Gutenberg Square

KRESZTA HOUSE: This 17th-century heritage building is home to the collection of Győr-born ceramic artist Margit Kovács.

SODA-WATER SIPHON: It is not by chance that we find a giant soda-water siphon in Győr’s town centre. Ányos Jedlik, former teacher at the Benedictine school, priest and inventor, also patented the industrial production of carbonated water. And why is Győr renowned as the city of “fröccs” (spritzer)? During a grape harvest in Fót, Jedlik sought to quench his companions’ thirst with a mixture of white wine and carbonated water produced with the help of his soda siphon. The drink became to be known as spritzer, in Hungarian “fröccs”.
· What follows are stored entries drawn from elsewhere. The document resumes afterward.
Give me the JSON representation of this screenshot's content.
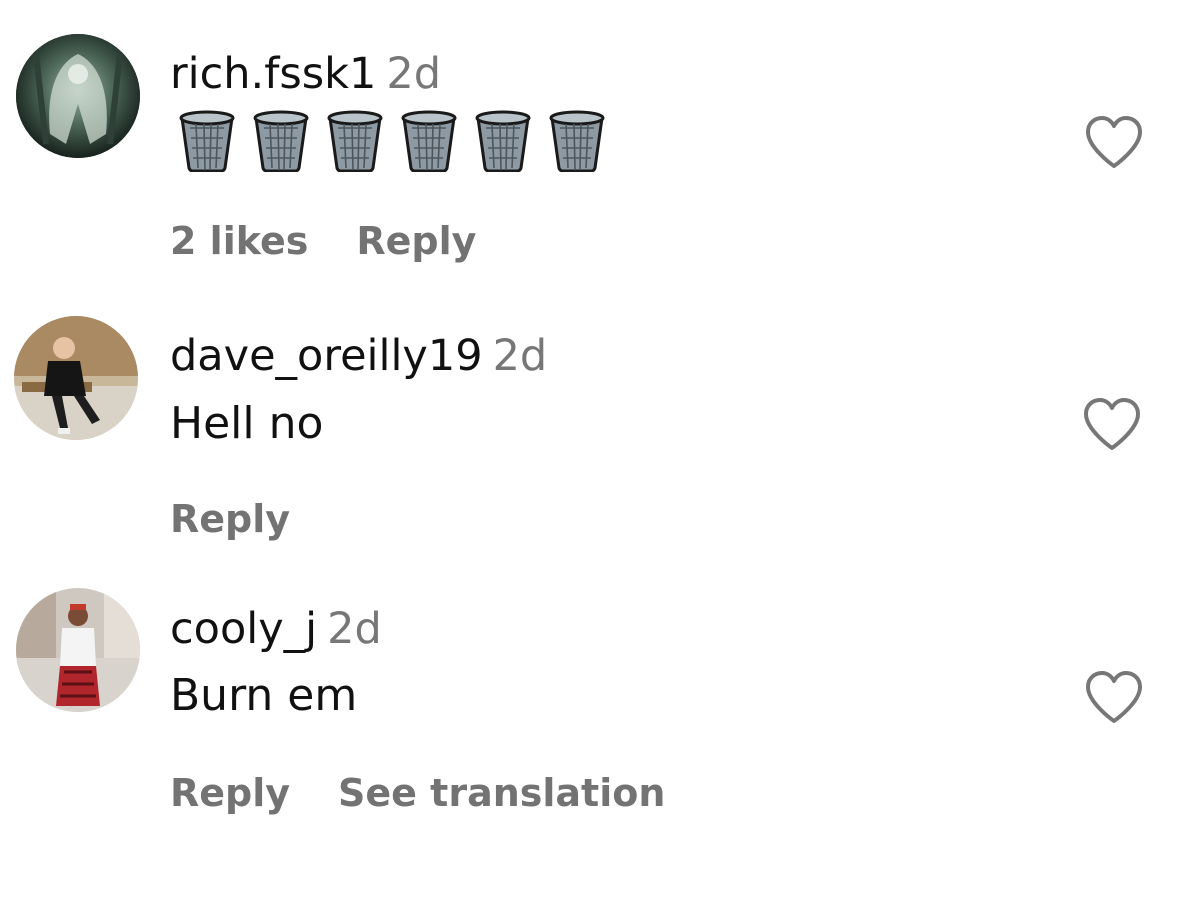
{
  "comments": [
    {
      "username": "rich.fssk1",
      "time": "2d",
      "text": "",
      "emoji": [
        "wastebasket",
        "wastebasket",
        "wastebasket",
        "wastebasket",
        "wastebasket",
        "wastebasket"
      ],
      "likes": "2 likes",
      "reply": "Reply",
      "translate": ""
    },
    {
      "username": "dave_oreilly19",
      "time": "2d",
      "text": "Hell no",
      "likes": "",
      "reply": "Reply",
      "translate": ""
    },
    {
      "username": "cooly_j",
      "time": "2d",
      "text": "Burn em",
      "likes": "",
      "reply": "Reply",
      "translate": "See translation"
    }
  ],
  "icons": {
    "like": "heart-outline-icon",
    "emoji": "wastebasket-icon"
  },
  "colors": {
    "username": "#111111",
    "meta": "#737373",
    "heart": "#777777"
  }
}
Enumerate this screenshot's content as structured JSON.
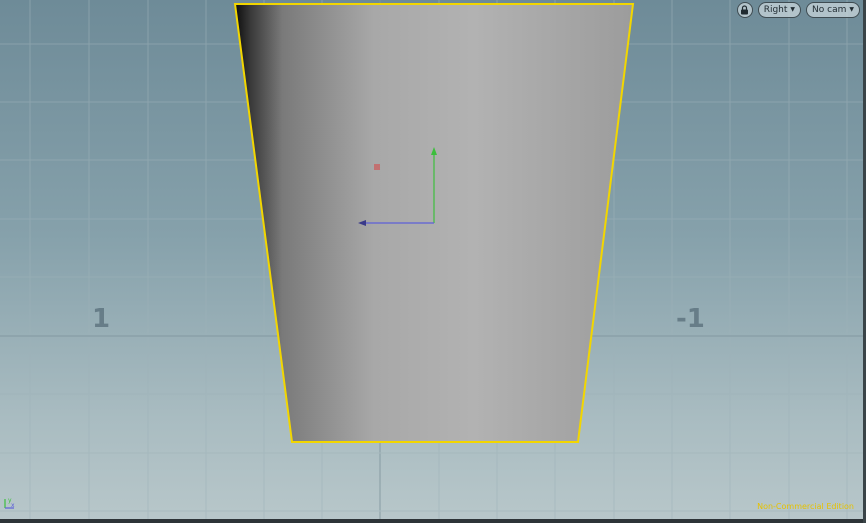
{
  "viewport": {
    "grid_labels": {
      "left": "1",
      "right": "-1"
    },
    "view_menu": {
      "label": "Right"
    },
    "camera_menu": {
      "label": "No cam"
    },
    "watermark": "Non-Commercial Edition",
    "icons": {
      "lock": "lock-icon",
      "dropdown": "chevron-down-icon",
      "axis": "axis-indicator-icon"
    },
    "colors": {
      "selection_outline": "#f2d600",
      "handle_y": "#3cbf3c",
      "handle_z": "#5d5fd8",
      "pivot": "#c46a6a",
      "watermark": "#e6c200"
    }
  }
}
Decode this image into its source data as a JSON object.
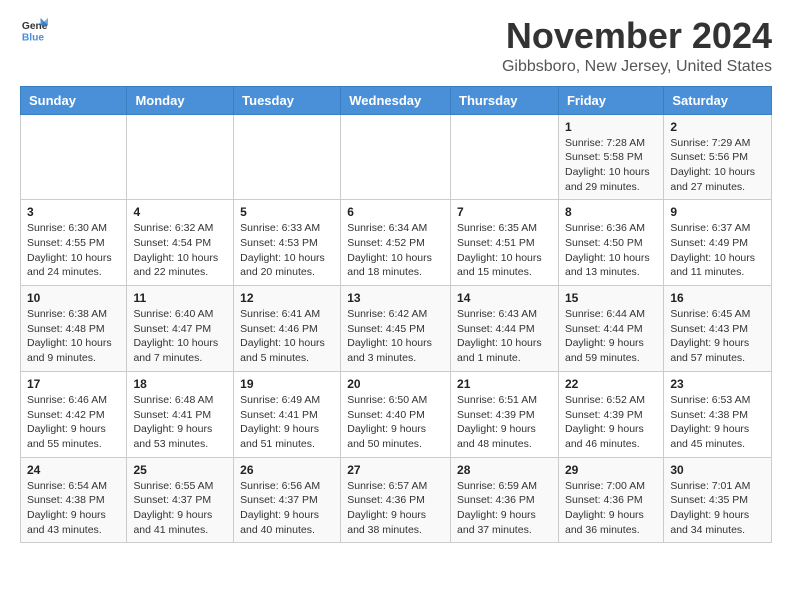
{
  "header": {
    "logo_general": "General",
    "logo_blue": "Blue",
    "month": "November 2024",
    "location": "Gibbsboro, New Jersey, United States"
  },
  "days_of_week": [
    "Sunday",
    "Monday",
    "Tuesday",
    "Wednesday",
    "Thursday",
    "Friday",
    "Saturday"
  ],
  "weeks": [
    [
      {
        "day": "",
        "info": ""
      },
      {
        "day": "",
        "info": ""
      },
      {
        "day": "",
        "info": ""
      },
      {
        "day": "",
        "info": ""
      },
      {
        "day": "",
        "info": ""
      },
      {
        "day": "1",
        "info": "Sunrise: 7:28 AM\nSunset: 5:58 PM\nDaylight: 10 hours and 29 minutes."
      },
      {
        "day": "2",
        "info": "Sunrise: 7:29 AM\nSunset: 5:56 PM\nDaylight: 10 hours and 27 minutes."
      }
    ],
    [
      {
        "day": "3",
        "info": "Sunrise: 6:30 AM\nSunset: 4:55 PM\nDaylight: 10 hours and 24 minutes."
      },
      {
        "day": "4",
        "info": "Sunrise: 6:32 AM\nSunset: 4:54 PM\nDaylight: 10 hours and 22 minutes."
      },
      {
        "day": "5",
        "info": "Sunrise: 6:33 AM\nSunset: 4:53 PM\nDaylight: 10 hours and 20 minutes."
      },
      {
        "day": "6",
        "info": "Sunrise: 6:34 AM\nSunset: 4:52 PM\nDaylight: 10 hours and 18 minutes."
      },
      {
        "day": "7",
        "info": "Sunrise: 6:35 AM\nSunset: 4:51 PM\nDaylight: 10 hours and 15 minutes."
      },
      {
        "day": "8",
        "info": "Sunrise: 6:36 AM\nSunset: 4:50 PM\nDaylight: 10 hours and 13 minutes."
      },
      {
        "day": "9",
        "info": "Sunrise: 6:37 AM\nSunset: 4:49 PM\nDaylight: 10 hours and 11 minutes."
      }
    ],
    [
      {
        "day": "10",
        "info": "Sunrise: 6:38 AM\nSunset: 4:48 PM\nDaylight: 10 hours and 9 minutes."
      },
      {
        "day": "11",
        "info": "Sunrise: 6:40 AM\nSunset: 4:47 PM\nDaylight: 10 hours and 7 minutes."
      },
      {
        "day": "12",
        "info": "Sunrise: 6:41 AM\nSunset: 4:46 PM\nDaylight: 10 hours and 5 minutes."
      },
      {
        "day": "13",
        "info": "Sunrise: 6:42 AM\nSunset: 4:45 PM\nDaylight: 10 hours and 3 minutes."
      },
      {
        "day": "14",
        "info": "Sunrise: 6:43 AM\nSunset: 4:44 PM\nDaylight: 10 hours and 1 minute."
      },
      {
        "day": "15",
        "info": "Sunrise: 6:44 AM\nSunset: 4:44 PM\nDaylight: 9 hours and 59 minutes."
      },
      {
        "day": "16",
        "info": "Sunrise: 6:45 AM\nSunset: 4:43 PM\nDaylight: 9 hours and 57 minutes."
      }
    ],
    [
      {
        "day": "17",
        "info": "Sunrise: 6:46 AM\nSunset: 4:42 PM\nDaylight: 9 hours and 55 minutes."
      },
      {
        "day": "18",
        "info": "Sunrise: 6:48 AM\nSunset: 4:41 PM\nDaylight: 9 hours and 53 minutes."
      },
      {
        "day": "19",
        "info": "Sunrise: 6:49 AM\nSunset: 4:41 PM\nDaylight: 9 hours and 51 minutes."
      },
      {
        "day": "20",
        "info": "Sunrise: 6:50 AM\nSunset: 4:40 PM\nDaylight: 9 hours and 50 minutes."
      },
      {
        "day": "21",
        "info": "Sunrise: 6:51 AM\nSunset: 4:39 PM\nDaylight: 9 hours and 48 minutes."
      },
      {
        "day": "22",
        "info": "Sunrise: 6:52 AM\nSunset: 4:39 PM\nDaylight: 9 hours and 46 minutes."
      },
      {
        "day": "23",
        "info": "Sunrise: 6:53 AM\nSunset: 4:38 PM\nDaylight: 9 hours and 45 minutes."
      }
    ],
    [
      {
        "day": "24",
        "info": "Sunrise: 6:54 AM\nSunset: 4:38 PM\nDaylight: 9 hours and 43 minutes."
      },
      {
        "day": "25",
        "info": "Sunrise: 6:55 AM\nSunset: 4:37 PM\nDaylight: 9 hours and 41 minutes."
      },
      {
        "day": "26",
        "info": "Sunrise: 6:56 AM\nSunset: 4:37 PM\nDaylight: 9 hours and 40 minutes."
      },
      {
        "day": "27",
        "info": "Sunrise: 6:57 AM\nSunset: 4:36 PM\nDaylight: 9 hours and 38 minutes."
      },
      {
        "day": "28",
        "info": "Sunrise: 6:59 AM\nSunset: 4:36 PM\nDaylight: 9 hours and 37 minutes."
      },
      {
        "day": "29",
        "info": "Sunrise: 7:00 AM\nSunset: 4:36 PM\nDaylight: 9 hours and 36 minutes."
      },
      {
        "day": "30",
        "info": "Sunrise: 7:01 AM\nSunset: 4:35 PM\nDaylight: 9 hours and 34 minutes."
      }
    ]
  ]
}
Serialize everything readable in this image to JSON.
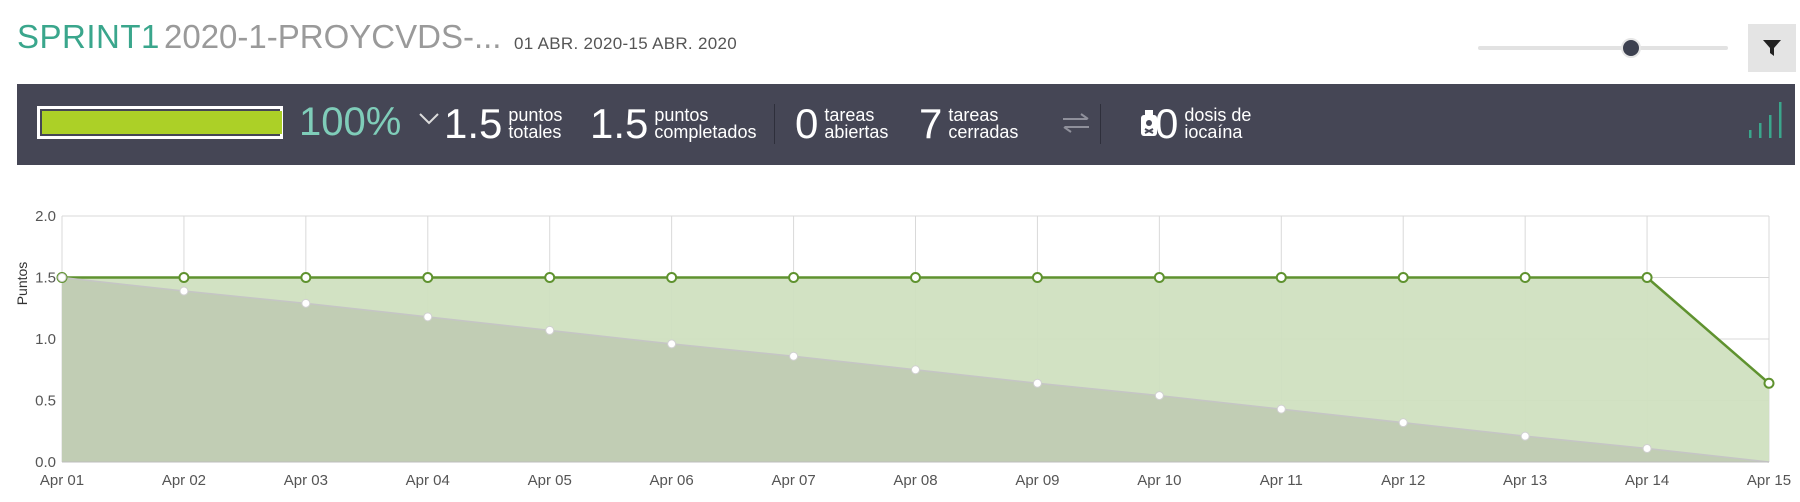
{
  "header": {
    "sprint_name": "SPRINT1",
    "project_name": "2020-1-PROYCVDS-...",
    "date_range": "01 ABR. 2020-15 ABR. 2020"
  },
  "slider": {
    "value": 0.62
  },
  "filter_button": {
    "icon": "filter-icon"
  },
  "stats": {
    "progress_percent": "100%",
    "progress_fraction": 1.0,
    "total_points": {
      "value": "1.5",
      "label_line1": "puntos",
      "label_line2": "totales"
    },
    "completed_points": {
      "value": "1.5",
      "label_line1": "puntos",
      "label_line2": "completados"
    },
    "open_tasks": {
      "value": "0",
      "label_line1": "tareas",
      "label_line2": "abiertas"
    },
    "closed_tasks": {
      "value": "7",
      "label_line1": "tareas",
      "label_line2": "cerradas"
    },
    "iocaine": {
      "value": "0",
      "label_line1": "dosis de",
      "label_line2": "iocaína"
    },
    "colors": {
      "bar_bg": "#454655",
      "progress_fill": "#acd027",
      "percent_text": "#7fcdb9",
      "accent": "#3aa68c"
    }
  },
  "chart_data": {
    "type": "area",
    "ylabel": "Puntos",
    "xlabel": "",
    "ylim": [
      0,
      2.0
    ],
    "yticks": [
      "0.0",
      "0.5",
      "1.0",
      "1.5",
      "2.0"
    ],
    "categories": [
      "Apr 01",
      "Apr 02",
      "Apr 03",
      "Apr 04",
      "Apr 05",
      "Apr 06",
      "Apr 07",
      "Apr 08",
      "Apr 09",
      "Apr 10",
      "Apr 11",
      "Apr 12",
      "Apr 13",
      "Apr 14",
      "Apr 15"
    ],
    "series": [
      {
        "values": [
          1.5,
          1.5,
          1.5,
          1.5,
          1.5,
          1.5,
          1.5,
          1.5,
          1.5,
          1.5,
          1.5,
          1.5,
          1.5,
          1.5,
          0.64
        ],
        "color": "#5f922f",
        "fill": "#d0e0c0"
      },
      {
        "values": [
          1.5,
          1.39,
          1.29,
          1.18,
          1.07,
          0.96,
          0.86,
          0.75,
          0.64,
          0.54,
          0.43,
          0.32,
          0.21,
          0.11,
          0.0
        ],
        "color": "#c5c5c5",
        "fill": "#bec9b2"
      }
    ],
    "grid": true
  }
}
ARK OF THE COVENANT: The town’s most dazzling sculpture tells an exciting story. In 1729, a soldier accused of bigamy found refuge in a former Jesuit monastery. His pursuers imposed a blockade on the building. Taking advantage of the procession of the Holy Sacrament, the fugitive attempted to escape dressed as an altar boy, but was easily recognised. During the manhunt, the Holy Sacrament was knocked from the high priest’s hands, which fell to the ground shattering into a million little pieces. Two years later, at the emperor’s order a beautiful sculpture was erected from the soldiers’ pay.

GOLDEN SHIP TRADE SIGN: Work of art made by local goldsmith Bandi Schima, whose letter – according to legend – is still preserved in the ship hull.